Да, про бизнес и дипломатию с японцами у автора «Обломова», пожалуй, замечательнее всего. Сами японцы не говорят ничего – но пытают обо всем, фиксируют и перепроверяют для дальнейшего отчета («Отчего у вас, – спросили они, вынув бумагу, исписанную японскими буквами, – сказали на фрегате, что корвет вышел из Камчатки в мае, а на корвете сказали, что в июле?»). Предметом долгих переговоров, споров, многих встреч являются полнейшие, на наш взгляд, мелочи церемониала вроде того, на чьих лодках поплывут русские на встречу с губернатором Нагасаки, на каких стульях сидеть и в каком составе делать перерыв на кофе-брейк. «На другой день рано утром явились японцы, середи дня опять японцы и к вечеру они же. То и дело приезжает их длинная, широкая лодка с шелковым хвостом на носу, с разрубленной кормой. Это младшие толки едут сказать, что сейчас будут старшие толки, а те возвещают уже о прибытии гокейнсов. Зачем еще? «Да всё о церемониале». – «Опять?» – «Мнение губернатора привезли». – «Ну?» – «Губернатор просит, нельзя ли на полу-то вам посидеть?..» – начал со смехом и ужимками Кичибе». Решить же глобальное – когда наконец русскую делегацию примет губернатор – никак нельзя без санкции сегуна и самого микадо, а резолюцию Эдо-Токио приходится ждать буквально месяцами.
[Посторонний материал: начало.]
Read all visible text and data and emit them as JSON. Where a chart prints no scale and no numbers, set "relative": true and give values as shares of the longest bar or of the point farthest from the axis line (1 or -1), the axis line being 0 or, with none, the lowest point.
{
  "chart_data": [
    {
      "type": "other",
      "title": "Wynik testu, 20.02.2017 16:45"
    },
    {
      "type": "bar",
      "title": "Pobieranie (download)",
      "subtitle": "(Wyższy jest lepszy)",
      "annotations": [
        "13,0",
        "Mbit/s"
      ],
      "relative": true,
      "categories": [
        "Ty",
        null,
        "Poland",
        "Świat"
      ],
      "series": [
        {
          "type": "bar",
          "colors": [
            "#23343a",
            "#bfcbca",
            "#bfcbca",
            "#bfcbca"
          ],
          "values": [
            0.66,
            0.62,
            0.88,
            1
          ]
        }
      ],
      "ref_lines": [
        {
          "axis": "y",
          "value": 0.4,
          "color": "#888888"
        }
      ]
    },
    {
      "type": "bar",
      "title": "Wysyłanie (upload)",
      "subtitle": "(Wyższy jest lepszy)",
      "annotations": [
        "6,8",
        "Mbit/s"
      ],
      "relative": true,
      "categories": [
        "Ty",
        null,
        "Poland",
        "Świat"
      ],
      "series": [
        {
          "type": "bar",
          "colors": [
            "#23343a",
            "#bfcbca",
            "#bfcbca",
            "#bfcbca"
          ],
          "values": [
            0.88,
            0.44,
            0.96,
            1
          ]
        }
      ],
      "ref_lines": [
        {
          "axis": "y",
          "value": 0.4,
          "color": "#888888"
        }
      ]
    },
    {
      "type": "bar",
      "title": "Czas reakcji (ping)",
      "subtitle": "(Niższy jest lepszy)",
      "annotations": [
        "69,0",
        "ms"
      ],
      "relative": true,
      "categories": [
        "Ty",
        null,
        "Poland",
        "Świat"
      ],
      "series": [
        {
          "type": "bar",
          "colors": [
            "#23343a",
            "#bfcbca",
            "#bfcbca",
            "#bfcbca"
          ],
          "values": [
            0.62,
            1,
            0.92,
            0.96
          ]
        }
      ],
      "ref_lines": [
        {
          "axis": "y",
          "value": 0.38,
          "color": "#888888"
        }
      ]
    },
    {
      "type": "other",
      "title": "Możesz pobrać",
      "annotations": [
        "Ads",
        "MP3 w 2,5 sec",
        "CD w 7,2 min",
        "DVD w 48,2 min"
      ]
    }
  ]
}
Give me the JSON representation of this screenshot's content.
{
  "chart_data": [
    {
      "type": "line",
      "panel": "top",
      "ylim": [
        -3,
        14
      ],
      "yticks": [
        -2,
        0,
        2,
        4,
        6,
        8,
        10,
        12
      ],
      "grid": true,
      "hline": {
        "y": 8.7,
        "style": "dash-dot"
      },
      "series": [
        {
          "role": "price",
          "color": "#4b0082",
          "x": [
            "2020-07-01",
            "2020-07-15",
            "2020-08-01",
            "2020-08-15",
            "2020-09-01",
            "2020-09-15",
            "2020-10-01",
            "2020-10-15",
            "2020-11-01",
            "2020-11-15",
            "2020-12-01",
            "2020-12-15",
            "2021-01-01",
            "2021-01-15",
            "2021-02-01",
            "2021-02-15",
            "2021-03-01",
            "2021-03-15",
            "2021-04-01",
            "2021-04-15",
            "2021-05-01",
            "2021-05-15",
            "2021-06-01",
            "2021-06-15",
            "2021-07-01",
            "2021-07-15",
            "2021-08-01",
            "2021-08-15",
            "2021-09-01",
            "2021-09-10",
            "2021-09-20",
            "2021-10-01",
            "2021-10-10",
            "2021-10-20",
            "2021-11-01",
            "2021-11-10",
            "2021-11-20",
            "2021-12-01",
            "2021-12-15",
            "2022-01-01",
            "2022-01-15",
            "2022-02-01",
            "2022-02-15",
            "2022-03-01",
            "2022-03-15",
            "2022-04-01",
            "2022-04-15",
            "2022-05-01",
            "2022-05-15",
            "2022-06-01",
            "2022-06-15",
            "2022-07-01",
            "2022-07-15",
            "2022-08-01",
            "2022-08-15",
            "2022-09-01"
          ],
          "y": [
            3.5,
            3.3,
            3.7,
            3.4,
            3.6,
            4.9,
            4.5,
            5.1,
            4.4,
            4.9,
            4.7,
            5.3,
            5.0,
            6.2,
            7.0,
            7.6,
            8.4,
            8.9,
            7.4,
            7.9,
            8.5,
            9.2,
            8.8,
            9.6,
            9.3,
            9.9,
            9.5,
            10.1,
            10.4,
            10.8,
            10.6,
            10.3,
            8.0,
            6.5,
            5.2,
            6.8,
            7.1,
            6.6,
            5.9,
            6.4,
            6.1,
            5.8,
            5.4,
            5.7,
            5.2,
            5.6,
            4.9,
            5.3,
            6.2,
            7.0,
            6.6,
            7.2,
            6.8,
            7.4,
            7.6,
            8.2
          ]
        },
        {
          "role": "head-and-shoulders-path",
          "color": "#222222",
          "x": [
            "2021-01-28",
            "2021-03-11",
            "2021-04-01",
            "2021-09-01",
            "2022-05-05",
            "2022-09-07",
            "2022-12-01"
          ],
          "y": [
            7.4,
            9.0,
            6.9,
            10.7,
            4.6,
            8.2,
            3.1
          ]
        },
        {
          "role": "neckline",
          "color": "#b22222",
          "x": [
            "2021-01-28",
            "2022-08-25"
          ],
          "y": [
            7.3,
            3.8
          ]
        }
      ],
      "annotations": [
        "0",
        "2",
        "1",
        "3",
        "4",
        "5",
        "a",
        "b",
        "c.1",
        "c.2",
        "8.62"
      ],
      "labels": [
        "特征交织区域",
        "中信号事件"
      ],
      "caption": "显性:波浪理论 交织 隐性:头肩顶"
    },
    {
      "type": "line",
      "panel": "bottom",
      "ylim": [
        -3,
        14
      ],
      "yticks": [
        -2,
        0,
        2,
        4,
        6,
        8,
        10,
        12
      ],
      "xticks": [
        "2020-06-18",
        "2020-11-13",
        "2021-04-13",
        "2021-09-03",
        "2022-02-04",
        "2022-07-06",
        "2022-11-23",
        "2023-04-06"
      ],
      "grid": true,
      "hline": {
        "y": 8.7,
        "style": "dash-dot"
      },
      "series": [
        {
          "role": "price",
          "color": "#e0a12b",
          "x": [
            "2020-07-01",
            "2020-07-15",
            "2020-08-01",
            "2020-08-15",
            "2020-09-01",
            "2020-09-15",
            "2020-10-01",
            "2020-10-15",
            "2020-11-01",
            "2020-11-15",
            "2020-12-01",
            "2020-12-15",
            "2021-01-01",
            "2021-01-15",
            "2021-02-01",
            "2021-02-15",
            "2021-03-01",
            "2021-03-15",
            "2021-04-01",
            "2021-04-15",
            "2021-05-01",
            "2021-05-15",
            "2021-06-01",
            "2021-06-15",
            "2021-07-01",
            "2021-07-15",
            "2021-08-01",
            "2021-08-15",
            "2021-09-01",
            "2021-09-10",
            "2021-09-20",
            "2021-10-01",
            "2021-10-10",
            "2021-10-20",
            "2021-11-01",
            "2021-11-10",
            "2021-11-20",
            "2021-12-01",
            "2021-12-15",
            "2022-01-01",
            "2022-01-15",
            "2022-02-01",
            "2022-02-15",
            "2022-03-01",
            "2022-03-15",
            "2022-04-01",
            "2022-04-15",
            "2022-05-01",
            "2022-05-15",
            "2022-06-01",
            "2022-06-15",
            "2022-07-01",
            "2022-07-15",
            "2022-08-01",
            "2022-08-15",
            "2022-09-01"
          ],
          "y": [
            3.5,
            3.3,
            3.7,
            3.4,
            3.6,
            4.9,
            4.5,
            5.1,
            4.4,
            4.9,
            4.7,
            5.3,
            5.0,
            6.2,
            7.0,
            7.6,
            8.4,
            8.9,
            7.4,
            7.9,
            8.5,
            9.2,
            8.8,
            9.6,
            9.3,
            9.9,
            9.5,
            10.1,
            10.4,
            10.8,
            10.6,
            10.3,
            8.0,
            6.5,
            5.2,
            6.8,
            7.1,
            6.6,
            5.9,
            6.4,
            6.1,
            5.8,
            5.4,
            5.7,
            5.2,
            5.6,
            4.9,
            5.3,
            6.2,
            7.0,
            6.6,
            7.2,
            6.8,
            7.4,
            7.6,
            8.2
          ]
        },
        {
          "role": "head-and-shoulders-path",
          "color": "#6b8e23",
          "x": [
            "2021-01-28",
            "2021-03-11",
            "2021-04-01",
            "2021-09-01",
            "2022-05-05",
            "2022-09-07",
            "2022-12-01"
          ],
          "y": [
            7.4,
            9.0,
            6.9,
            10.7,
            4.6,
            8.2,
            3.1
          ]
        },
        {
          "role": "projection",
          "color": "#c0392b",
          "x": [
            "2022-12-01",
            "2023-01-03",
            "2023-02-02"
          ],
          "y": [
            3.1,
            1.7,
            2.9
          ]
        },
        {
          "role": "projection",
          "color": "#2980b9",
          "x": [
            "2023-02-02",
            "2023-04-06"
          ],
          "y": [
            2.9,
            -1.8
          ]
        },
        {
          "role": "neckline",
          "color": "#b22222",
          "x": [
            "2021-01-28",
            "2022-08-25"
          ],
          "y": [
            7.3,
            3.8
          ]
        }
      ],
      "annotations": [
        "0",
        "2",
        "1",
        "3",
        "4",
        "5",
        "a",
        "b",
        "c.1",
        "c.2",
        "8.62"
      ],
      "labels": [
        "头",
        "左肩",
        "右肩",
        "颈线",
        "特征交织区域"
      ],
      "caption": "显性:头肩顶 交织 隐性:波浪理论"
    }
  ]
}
Это, кстати, адмиралу на «Палладе» стало уже несмешно, а в наши дни крайне замедленный decision-making и боязнь взять на себя ответственность за решение японского менеджмента приводили к трагическому – последствия катастрофы на АЭС Фукусима-1 можно было сильно минимизировать, будь решение о дополнительном электропитании принято раньше…
Нет, конечно, Гончаров совсем не только снисходительно критичен, он максимально – по тем временам – объективен, признает как и «глубоко обдуманную государственную систему» Японии, так и что «японцы народ более тонкий и, пожалуй, более развитой: и немудрено – их вдесятеро меньше, нежели китайцев». Подобные кирпичики еще по нашу пору в ходу, когда речь заходит о Японии.
Но сами японцы у Гончарова все равно гораздо больше любят «Обломова» – чувствительный и созерцательный герой вызывает понимание у японцев. Возможно, за его самозатворничество его даже когда-нибудь поименуют первым «хикикомори».
Другой моцион В. В. Набокова[9]
У маленького Володи – тут, кажется, русский может автоматом подставить только одного Владимира, который Ульянов, – было прекрасное детство. Рай и его изгнание – это объясняет так же много, как в истории Адама, Евы и Лилит. Он стал певцом утраченного на одном пьедестале с Прустом. «Набоковские мячики под кроватью», прочел я давно у кого-то и – уже не могу вспомнить, у кого. Это тоже симптоматично – если Ленин у Летова в знаковой песне разложился на плесень и липовый мед (а у Курёхина стал грибом – кто-нибудь уже подал грант на работу по ленинской флоре, фауне и микологии?[10]), то Набоков разошелся на архетипы, почти мемы. Честолюбивый донельзя, вряд ли он был бы против. Хотя, конечно, других таких же облил бы глазурью саркастических bons mots.
Дальше убийство прекрасного, библейского отца, и изгнания из родного дома, бегство из России – сюжеты ветхозаветные в том ключе, как переосмыслял их Байрон и другие романтики. Набоков, вооружившись вычурным даже для символистов псевдонимом Сирин, и реализует эту матрицу, полностью влезает в романтическую шинель – стихи, стихи. О которых до сих пор все вежливо спорят – графомания / нет, нравится / ок, не его, но талант плещется, гений проглядывает.
Предвоенный Берлин с женой-еврейкой, бедность, голод и литературные, интеллигентские (уроки и т.д.) заработки – volens nolens ли, но образ складывался сам по себе. Но мы бы знали его среди писателей-эмигрантов первой волны и второго-третьего ряда, если бы он не творил мифы сам. Эмиграция в Берлине (Париже, Праге и далее нигде) – в наших читательских мозгах сейчас во многом креатура его и Газданова, Бунина и Мережковских. Масляный асфальт берлинских улиц, запах картофельного супа, фонари, бедность и изысканность, русское и европейское (тоже тема билингвы Набокова и еще какая, зачавшая тему будущих изгнанников вроде перешедшего на английский Бродского и вообще весьма тема ХХ века) – видим ли мы, даже походив по ним, прошпекты и улочки Берлина сами или через набоковскую отчасти оптику?